A reader writes about an observation he has made in his travels through various small towns:
I don't know what is
going on but something is happening below the surface. Locally, the various
banks have been shutting down branch offices all over. In the small towns, who
owns the prime property at the intersection of Main and State Streets? Banks.
I was talking to someone whose husband ran a branch is a small town. The bank shut down that office. He got out of finance. In a small town of 5,000 in the borough and another 5,000 or so in the township, a big player shut down its branch. That property is now up for sale. That office had been in existence as long as I can remember.
This town used to have in the early 80s a Chevy-Oldsmobile, Ford, Dodge, Chrysler-Plymouth, and Pontiac-Buick dealerships. All are gone now. The Chrysler dealership built a new building in another small town in the county. The original location deals only in used cars now.

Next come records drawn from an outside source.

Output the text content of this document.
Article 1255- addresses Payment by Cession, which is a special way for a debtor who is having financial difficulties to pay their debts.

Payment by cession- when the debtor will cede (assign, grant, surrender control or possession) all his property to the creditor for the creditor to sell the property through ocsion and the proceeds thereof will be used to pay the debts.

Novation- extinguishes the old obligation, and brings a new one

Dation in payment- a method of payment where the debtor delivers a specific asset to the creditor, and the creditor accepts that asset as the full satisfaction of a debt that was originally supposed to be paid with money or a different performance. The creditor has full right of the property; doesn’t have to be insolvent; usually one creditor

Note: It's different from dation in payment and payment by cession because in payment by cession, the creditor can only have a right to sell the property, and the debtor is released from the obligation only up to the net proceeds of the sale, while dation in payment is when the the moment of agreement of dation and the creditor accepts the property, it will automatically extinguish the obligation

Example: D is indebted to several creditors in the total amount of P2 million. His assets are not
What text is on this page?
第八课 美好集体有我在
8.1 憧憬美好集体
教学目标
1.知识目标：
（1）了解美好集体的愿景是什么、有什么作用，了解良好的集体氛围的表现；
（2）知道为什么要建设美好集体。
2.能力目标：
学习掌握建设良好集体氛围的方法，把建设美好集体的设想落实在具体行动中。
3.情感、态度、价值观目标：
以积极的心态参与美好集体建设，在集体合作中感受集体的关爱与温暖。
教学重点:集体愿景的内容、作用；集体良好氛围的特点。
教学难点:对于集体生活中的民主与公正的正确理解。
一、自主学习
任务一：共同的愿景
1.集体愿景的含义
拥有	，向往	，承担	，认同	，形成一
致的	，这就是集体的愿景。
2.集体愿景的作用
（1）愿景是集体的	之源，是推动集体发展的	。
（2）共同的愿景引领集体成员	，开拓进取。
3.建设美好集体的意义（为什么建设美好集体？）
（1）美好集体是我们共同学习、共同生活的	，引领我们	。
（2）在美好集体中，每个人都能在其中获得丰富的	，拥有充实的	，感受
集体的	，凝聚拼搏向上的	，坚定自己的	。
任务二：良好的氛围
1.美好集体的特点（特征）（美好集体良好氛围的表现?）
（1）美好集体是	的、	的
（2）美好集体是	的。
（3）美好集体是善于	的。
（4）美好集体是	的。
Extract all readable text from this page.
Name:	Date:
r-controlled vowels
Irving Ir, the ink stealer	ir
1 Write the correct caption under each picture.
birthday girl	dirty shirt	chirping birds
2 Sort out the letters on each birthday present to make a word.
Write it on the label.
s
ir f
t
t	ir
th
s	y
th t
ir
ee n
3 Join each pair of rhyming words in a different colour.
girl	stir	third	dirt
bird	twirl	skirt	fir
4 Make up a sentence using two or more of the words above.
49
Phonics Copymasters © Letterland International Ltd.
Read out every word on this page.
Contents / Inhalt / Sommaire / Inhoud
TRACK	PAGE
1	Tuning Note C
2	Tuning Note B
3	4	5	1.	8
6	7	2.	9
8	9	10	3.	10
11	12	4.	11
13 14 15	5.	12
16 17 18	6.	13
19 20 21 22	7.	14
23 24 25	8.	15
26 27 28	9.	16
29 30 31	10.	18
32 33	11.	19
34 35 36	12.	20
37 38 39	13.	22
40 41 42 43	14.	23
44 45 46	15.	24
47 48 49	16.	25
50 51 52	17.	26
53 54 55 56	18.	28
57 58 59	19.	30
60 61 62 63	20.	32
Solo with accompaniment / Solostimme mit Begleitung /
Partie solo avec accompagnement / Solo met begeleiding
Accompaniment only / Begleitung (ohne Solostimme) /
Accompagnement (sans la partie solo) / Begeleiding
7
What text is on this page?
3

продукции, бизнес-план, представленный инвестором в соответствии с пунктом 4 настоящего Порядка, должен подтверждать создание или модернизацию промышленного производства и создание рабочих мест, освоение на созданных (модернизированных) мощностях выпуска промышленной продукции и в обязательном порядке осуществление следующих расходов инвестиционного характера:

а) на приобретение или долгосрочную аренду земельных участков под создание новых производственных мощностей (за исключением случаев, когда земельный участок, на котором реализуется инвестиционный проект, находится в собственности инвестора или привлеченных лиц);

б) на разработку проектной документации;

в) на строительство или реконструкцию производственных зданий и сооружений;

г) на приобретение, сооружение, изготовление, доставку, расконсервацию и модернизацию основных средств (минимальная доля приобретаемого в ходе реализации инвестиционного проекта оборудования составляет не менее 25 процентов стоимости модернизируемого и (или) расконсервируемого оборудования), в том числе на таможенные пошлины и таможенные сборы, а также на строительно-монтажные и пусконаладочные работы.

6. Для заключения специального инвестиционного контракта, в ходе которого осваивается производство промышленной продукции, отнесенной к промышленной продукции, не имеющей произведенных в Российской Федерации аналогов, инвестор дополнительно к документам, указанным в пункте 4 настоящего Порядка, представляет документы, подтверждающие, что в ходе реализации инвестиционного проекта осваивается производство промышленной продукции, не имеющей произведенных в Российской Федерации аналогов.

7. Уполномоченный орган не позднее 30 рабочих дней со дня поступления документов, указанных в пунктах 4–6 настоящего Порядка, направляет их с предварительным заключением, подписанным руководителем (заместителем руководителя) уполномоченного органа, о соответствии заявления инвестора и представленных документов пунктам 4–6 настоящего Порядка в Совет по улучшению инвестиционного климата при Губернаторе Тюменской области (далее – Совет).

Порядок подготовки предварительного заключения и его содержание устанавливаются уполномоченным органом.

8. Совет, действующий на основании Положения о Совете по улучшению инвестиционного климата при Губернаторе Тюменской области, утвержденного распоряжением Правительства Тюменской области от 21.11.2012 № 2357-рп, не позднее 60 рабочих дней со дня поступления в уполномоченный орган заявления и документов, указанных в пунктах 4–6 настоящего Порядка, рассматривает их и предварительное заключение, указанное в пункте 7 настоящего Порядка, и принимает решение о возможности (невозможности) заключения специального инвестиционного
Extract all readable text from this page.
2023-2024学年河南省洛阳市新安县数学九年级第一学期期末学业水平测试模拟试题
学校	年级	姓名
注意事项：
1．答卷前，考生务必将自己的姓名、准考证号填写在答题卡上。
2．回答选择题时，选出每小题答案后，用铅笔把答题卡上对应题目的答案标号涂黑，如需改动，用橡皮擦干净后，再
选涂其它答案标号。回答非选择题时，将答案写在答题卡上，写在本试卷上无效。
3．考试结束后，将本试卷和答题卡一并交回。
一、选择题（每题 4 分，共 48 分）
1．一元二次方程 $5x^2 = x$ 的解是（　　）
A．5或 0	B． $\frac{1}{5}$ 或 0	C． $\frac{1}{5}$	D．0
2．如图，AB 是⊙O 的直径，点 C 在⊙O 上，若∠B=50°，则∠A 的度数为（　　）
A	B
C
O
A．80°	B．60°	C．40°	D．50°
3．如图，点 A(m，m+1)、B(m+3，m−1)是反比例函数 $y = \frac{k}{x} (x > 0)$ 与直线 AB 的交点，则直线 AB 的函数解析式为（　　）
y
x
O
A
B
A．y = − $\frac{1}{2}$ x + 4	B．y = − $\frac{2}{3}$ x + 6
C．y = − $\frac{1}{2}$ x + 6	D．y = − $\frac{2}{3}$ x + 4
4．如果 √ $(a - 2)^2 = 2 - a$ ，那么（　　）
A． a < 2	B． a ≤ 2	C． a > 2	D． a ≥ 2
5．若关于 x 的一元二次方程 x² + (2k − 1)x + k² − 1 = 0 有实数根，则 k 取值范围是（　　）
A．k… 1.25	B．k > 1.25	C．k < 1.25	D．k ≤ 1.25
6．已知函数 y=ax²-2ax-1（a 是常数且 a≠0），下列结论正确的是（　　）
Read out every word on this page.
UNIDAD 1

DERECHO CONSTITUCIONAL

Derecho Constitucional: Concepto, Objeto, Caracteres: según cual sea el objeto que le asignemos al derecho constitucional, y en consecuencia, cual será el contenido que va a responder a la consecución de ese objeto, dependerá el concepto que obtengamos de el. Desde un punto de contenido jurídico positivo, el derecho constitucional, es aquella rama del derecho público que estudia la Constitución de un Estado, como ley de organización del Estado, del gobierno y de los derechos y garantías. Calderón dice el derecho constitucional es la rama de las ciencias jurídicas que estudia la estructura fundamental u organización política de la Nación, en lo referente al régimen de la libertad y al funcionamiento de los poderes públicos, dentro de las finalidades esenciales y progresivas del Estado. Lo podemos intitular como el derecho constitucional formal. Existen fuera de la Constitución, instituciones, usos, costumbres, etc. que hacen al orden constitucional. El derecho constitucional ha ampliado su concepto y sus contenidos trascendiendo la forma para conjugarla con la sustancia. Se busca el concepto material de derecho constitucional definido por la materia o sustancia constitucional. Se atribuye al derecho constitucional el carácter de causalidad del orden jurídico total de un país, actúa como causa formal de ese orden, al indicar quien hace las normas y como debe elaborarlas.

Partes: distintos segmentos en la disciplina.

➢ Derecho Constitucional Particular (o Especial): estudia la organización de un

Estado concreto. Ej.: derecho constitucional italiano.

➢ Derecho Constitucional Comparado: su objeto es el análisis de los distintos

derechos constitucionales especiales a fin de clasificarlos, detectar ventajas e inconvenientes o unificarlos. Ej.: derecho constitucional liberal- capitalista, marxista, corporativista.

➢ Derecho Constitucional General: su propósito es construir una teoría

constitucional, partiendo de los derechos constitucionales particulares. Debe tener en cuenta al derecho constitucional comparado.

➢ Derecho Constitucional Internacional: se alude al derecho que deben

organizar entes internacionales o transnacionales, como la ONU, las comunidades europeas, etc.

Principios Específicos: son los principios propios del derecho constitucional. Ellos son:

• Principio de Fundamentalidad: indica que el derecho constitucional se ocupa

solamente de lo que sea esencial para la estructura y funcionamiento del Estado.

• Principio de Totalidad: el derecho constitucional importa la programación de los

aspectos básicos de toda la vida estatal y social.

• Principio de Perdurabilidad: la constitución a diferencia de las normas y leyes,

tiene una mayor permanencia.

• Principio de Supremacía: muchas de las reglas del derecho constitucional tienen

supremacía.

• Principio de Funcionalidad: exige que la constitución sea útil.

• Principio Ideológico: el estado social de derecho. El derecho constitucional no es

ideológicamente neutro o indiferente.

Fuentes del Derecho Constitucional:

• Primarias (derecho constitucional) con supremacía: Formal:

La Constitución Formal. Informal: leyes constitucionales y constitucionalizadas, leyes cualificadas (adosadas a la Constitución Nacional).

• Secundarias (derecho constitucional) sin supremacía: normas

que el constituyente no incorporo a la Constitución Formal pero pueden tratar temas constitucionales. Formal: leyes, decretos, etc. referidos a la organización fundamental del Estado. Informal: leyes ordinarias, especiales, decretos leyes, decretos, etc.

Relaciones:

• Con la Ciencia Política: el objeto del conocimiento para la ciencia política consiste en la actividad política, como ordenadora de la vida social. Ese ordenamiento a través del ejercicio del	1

Something is up with the banks.
Banks don't make their money from deposits anymore. And increasingly, they don't make money from loans anymore. So there simply isn't any point in maintaining branches for service to non-revenue-producing customers who have no savings and can't take out any more loans.
It's interesting that they're trying to sell the real estate, though. That tends to indicate that they need cash. It won't be even remotely surprising if the next financial crisis starts later this month; I would be very surprised if it didn't start before the end of 2021.